うぐぉっ…!! アーニーが抱きしめる力を強くする。
子供の成長って早いね…。ところでこの年頃って女の子のほうが背も高いし力も強い傾向があるんですけど今この状況に関係すると思いますかね。僕は思いますというか実感してます!!
ははは、引きはがせな~い!!泣きそう~!!お姉ちゃんお願いはなしてほしいなって…。
“ちょっとくるしいかもね…”
「やめてほしい?」
“うん…”
「じゃあ私の足にキスしたら考えてあげる」
“はぇ…?”
びっくりしてアーニーを見る。くすくすとアーニーは笑って、冗談だよと言った。
けれど、その目はまるで笑ってなかった。
アーニーはゆっくりと、名残惜しそうに体を離すと、物わかりの悪い子供に諭すように優しく笑いかけてくる。
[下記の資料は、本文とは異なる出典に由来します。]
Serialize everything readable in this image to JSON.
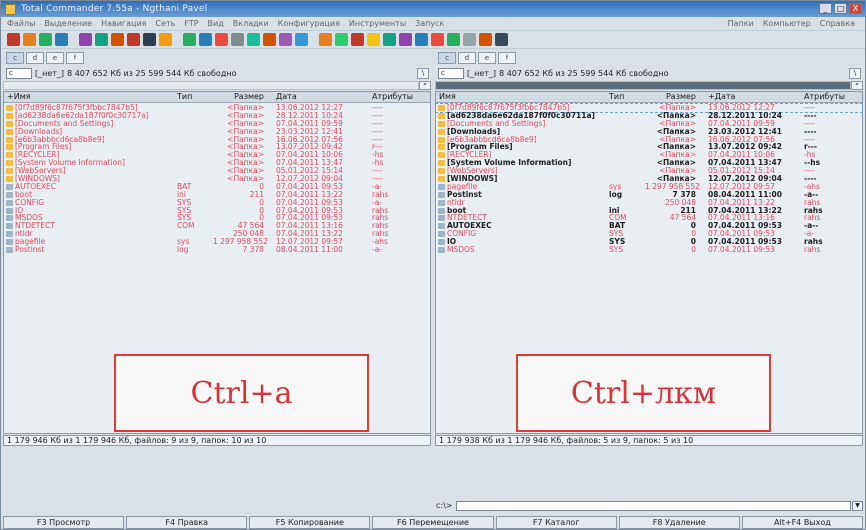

「もちろん、私は冗談で言ってるよ。でもね、トミー。こんなことを本当に…本気で考えそうなやつらのそばに、トミーはいるんだってことを教えたくて」
僕が何か言おうとするよりも早く、アーニーが口を開く。
「何も言わなくていいよ。…どうせ嘘しかでてこないし」
そう言うと、アーニーは猫被りの笑顔をあっさりと脱ぎ去った。母親譲りの可愛らしく凛々しい顔が僕のことを見ている。なんかお腹のあたりがひゅってした…。
もしかして過去一怒っていらっしゃいます…? もしかして死ぬほど怒っていらっしゃいます!?
アーニーがずかずかと詰め寄ってくる。後ずさりする間もなく胸ぐらをつかまれて、締め上げられるみたいに顔を近づけられる。ぐ、ぐええぇっ……!
荒げてもいないのに、不思議と通る声でアーニが話し出す。
「ねえトミー…言ったよね。私ががまんしてあげられるのはもうすこしだけだよって」
“アーニャ、く…苦しいって…”
手に込められた力がどんどん強くなる。太陽のようにギラギラと、奥底に隠れていた怒りが目に宿って僕を照らす。
僕はその時になってようやく、アーニーが心の底から怒っていることを理解した。
アーニーは本当に怒っているんだ。ドリーにも、そして僕にも!
「言ったはずよね。自分で何とかできるから大丈夫だよって、私が心配することなんてないって! お姉ちゃんに言ったわよね!!」
聞いたことのないような大きな声で、僕のことを串刺しにするみたいに見つめながら、アーニーは言う。
「私、わかってなかったよ。魔法使いってのは本当になんでもありってことを!
杖を振ってふしぎな呪文! ものを自在に変身させて、箒にのれば空も飛べる!
そして! 薬を使えば愛すら作れる!!
なんでもかんでも思いどおりってわけでしょ?
魔法ってほんとうに…ほんとうにすごいわね!!!
――――ふざけんなッての!!」
びくりと、その場にいた誰もが身を震わせた。
「ねぇトミー。私の大切な弟。お願いだから、よく聞いて。
私の気持ちがわかる? 私のたった一人の弟が、この世でたった一人の大切な弟が!
あのクソ女に薬漬けで支配されそうになったって聞いたとき、私がどれだけゾッとしたかわかる?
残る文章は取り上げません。